Thankfully, though, even with the extra requirements to include many of the previous cohorts in this year’s round of vaccinations, there is confidence in government and among the pharmaceutical companies that there will be no shortage.
MSD, which supplies the HPV vaccine, said: “MSD are fully committed to supplying the UK HPV programme and do not foresee supply being a barrier to restoring the school-aged immunisation programme after the Covid-19 lockdown,” it says.
“The restoration and catch-up of the HPV schools programme is critical to reducing the number of vaccine-preventable HPV infections and supporting the UK elimination of certain HPV-related cancers, starting with cervical cancer as a first step.”
Meanwhile, Pfizer - which offers one MenACWY vaccination - says: “Pfizer has worked with the Department of Health and Social Care (DHSC) to ensure continuity of supply of Nimenrix (meningococcal groups A, C, W-135 and Y conjugate vaccine) for the MenACWY routine immunisation programme throughout the Covid-19 pandemic.”
Tes also contacted GSK and Sanofi, which supply other vaccines issued. Sanofi had not responded at the time of publication while GSK declined to comment.
The power of vaccines
However, talking about vaccinations, another issue invariably bubbles up - those who don’t believe in having vaccinations. (This issue specifically is explored in depth in the 12 March issue of Tes with regards to Covid-19 vaccinations - especially if they are, in time, offered to children).

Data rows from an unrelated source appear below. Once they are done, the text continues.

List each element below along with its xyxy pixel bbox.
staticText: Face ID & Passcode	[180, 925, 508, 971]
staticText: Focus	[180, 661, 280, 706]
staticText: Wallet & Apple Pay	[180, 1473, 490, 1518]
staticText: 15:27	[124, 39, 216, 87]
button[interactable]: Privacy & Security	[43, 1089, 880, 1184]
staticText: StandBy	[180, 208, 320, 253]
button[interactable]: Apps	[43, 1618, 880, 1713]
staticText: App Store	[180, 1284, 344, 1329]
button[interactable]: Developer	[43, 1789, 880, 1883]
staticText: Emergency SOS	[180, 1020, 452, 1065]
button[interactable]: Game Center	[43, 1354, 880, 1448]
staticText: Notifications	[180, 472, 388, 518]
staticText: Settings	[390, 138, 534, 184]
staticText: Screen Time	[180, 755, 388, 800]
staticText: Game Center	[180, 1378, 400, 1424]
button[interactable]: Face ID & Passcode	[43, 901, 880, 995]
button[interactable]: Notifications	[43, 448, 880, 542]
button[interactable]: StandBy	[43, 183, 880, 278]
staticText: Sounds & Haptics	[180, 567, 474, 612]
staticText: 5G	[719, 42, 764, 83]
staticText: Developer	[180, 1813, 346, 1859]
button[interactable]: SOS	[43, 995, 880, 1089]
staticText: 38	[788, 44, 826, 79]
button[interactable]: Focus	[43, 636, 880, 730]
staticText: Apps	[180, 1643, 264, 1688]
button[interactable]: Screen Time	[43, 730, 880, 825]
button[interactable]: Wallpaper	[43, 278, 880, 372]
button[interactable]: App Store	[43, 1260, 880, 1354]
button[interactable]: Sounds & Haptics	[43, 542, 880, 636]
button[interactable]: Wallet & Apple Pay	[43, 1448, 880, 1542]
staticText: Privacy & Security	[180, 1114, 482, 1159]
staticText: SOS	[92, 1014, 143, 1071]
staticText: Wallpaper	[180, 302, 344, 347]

Could there be a concern that with the news dominated by vaccinations, there may be more parents - or even pupils - who are wary of vaccinations and don’t consent to being included in any more scheduled vaccines?

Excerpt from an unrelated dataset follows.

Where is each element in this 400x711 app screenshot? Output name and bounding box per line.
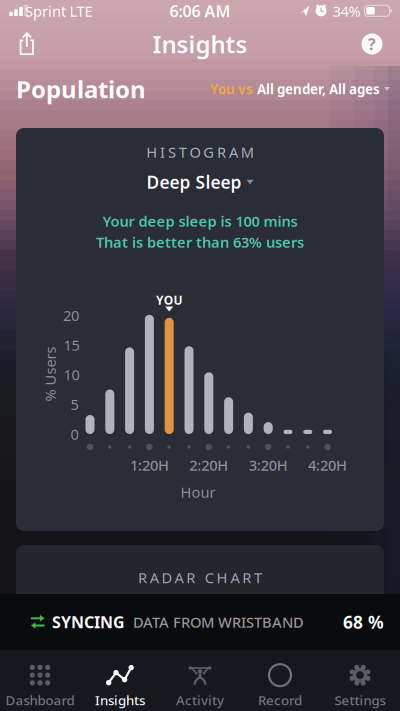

Bedford says she thinks it unlikely that the new awareness among the general population around vaccines will cause any long-term issues on school-age vaccine take-up.
“I would doubt if it had a detrimental effect. We have one of the best vaccine programmes in the world and that is in part because it is given in schools. I suspect those that are already opposed to vaccinations will remain so and hesitant, and may ask more questions, but I don’t think it will affect the overall uptake.”
Preston says it could even be the case that uptake of these vaccines will increase in the future thanks to Covid.
“There’s definitely a window of opportunity, given the success of the Covid-19 vaccines, as awareness has certainly increased. I think people were getting complacent around vaccines because the threat of things like polio [covered in part by the 3-in-1 booster] is seen as so low,” he says.
“It’s low because of the vaccines, but it’s breeding complacency. But the vaccines for Covid, especially arriving when they did in December and January when things were so bad, has been a timely reminder of the power of vaccines.”